One rocket scored a direct hit on the comm people's living bunker. One man was killed trying to get into the bunker.
It was interesting how the attack would formulate. The first rounds would hit just north of the Dong Ha river, and then walk across the river, through the AmTrak compound, into the artillery compound, through the main compound and through the camp.
At this time, the great battleships were not laying just outside the Gulf of Tonkin; they had not been moved there yet.
So, response to the attacks came from within our compound, with artillery throwing shells back toward the DMZ and north.
On this particular day, that I recall, after the attack subsided, I happened to come into contact with the Regimental Chaplain.
He asked me if I believed in divine guidance. I don't remember how I answered, but it was a time in my life when God and religion played a very, very small role. My loyalty was to Corps and country. I hadn't been able to incorporate God into that loyalty yet.
The chaplain said, that he never goes to the mess hall on Sunday morning. However, this Sunday morning, he claimed a strong impulse to go up to the mess hall, and have a cup of coffee, and visit with the troops.
Shortly after arriving at the mess hall, the attack started. For the duration of the attack, the chaplain remained at the mess hall. There was no damage to the mess hall, so all was well there.
However, when the chaplain returned to his hootch, and went to sit down at his desk, where he normally would have been. He found a hole, about six to eight inches across, in the screen, right behind where his head would have been had he not gone to the mess hall.
He took me into his office and showed me the hole.
Then he explained how the incident had changed his perspective on religion and that God really did look out for people.
Not being a believer, I was aware of having awakened about 2330 one morning, with a weird feeling; a kind of restlessness. Within a few minutes after getting up and walking around the compound, we came under rocket and mortar attack.
Who knows how I might have come out had I not woke up when I did. I couldn't chalk this up to divine guidance, because I just didn't believe.
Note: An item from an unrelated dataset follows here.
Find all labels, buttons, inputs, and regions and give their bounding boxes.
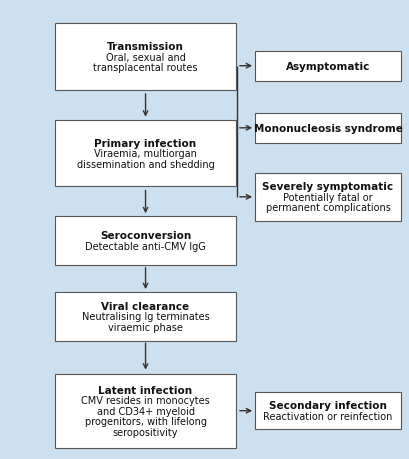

Instead, I believed my subconscious had heard the small arms fire on the perimeter; which generally came before an attack.
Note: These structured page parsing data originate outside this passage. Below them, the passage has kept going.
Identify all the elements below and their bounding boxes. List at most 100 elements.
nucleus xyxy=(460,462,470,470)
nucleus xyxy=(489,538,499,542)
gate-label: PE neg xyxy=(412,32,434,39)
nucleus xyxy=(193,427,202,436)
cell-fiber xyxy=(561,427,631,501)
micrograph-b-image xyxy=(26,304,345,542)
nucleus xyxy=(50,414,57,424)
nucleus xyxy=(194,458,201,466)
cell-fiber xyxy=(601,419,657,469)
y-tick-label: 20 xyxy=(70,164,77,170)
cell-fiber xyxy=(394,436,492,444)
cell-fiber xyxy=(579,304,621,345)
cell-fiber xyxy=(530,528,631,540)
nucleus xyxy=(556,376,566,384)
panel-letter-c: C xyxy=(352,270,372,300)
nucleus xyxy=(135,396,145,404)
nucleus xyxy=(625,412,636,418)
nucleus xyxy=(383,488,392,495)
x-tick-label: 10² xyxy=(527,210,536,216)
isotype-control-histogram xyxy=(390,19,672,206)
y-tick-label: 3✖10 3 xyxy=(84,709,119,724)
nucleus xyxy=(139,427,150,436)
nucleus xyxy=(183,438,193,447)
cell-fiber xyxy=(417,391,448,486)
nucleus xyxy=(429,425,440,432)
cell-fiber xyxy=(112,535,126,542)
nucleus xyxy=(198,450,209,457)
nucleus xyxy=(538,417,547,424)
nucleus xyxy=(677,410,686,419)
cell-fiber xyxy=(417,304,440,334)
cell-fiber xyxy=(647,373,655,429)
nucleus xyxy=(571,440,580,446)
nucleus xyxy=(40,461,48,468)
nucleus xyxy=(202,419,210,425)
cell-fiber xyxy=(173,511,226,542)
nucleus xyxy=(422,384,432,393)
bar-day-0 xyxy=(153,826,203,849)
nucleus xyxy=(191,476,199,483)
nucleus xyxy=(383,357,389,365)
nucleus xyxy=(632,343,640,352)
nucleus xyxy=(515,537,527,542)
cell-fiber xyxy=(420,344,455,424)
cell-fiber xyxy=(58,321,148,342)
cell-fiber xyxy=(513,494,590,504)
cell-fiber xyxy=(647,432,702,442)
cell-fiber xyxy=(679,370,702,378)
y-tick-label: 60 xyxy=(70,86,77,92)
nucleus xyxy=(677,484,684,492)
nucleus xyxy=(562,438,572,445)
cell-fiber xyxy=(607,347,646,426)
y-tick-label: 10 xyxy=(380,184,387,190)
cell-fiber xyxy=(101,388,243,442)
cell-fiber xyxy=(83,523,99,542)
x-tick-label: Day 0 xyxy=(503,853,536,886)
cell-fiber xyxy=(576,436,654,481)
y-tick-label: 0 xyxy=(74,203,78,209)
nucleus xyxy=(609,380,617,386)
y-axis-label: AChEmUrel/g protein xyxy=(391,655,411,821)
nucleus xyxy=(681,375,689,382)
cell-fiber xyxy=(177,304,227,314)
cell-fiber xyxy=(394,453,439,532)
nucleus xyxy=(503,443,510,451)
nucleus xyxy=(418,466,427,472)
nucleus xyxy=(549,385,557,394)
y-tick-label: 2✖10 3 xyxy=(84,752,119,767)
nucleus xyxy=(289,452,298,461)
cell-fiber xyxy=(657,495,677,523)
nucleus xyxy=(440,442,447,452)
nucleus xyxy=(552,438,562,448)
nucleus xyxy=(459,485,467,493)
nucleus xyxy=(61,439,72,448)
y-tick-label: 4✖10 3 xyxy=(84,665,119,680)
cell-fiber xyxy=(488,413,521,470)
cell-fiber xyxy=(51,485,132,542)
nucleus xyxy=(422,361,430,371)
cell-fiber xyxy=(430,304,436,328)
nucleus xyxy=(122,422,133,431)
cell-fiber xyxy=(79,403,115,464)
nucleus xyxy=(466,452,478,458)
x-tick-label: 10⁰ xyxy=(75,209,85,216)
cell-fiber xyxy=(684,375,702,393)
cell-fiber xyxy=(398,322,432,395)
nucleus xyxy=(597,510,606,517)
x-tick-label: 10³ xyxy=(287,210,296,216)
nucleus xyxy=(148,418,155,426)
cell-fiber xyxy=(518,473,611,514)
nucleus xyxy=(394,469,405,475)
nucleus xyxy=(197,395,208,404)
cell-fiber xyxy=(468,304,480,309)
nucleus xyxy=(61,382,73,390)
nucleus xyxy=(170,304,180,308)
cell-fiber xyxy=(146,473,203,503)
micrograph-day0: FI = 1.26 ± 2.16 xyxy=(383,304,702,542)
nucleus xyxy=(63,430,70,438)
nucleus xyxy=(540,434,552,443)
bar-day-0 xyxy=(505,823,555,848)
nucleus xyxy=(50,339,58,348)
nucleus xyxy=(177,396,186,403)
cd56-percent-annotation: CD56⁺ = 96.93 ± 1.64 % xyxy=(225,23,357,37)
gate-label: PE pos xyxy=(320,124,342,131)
So, in retrospect, I now have a little bit better understanding of divine guidance, and I know, that God sometimes speaks to us in such a still, small voice, that we think it is coming from somwhere deep inside, an existential awareness, if you will.
In spite of the fact that I was not a believer in God, and that I did everything in my life to deny any possibility of deity; I believe today, that God really did watch over me.
I am continually reminded of an old saying we had back then, that God watches over drunks, idiots and Marines.
Why else would we sing; When the army and navy look upon heaven's scenes, they'll find the streets are guarded by United States Marines?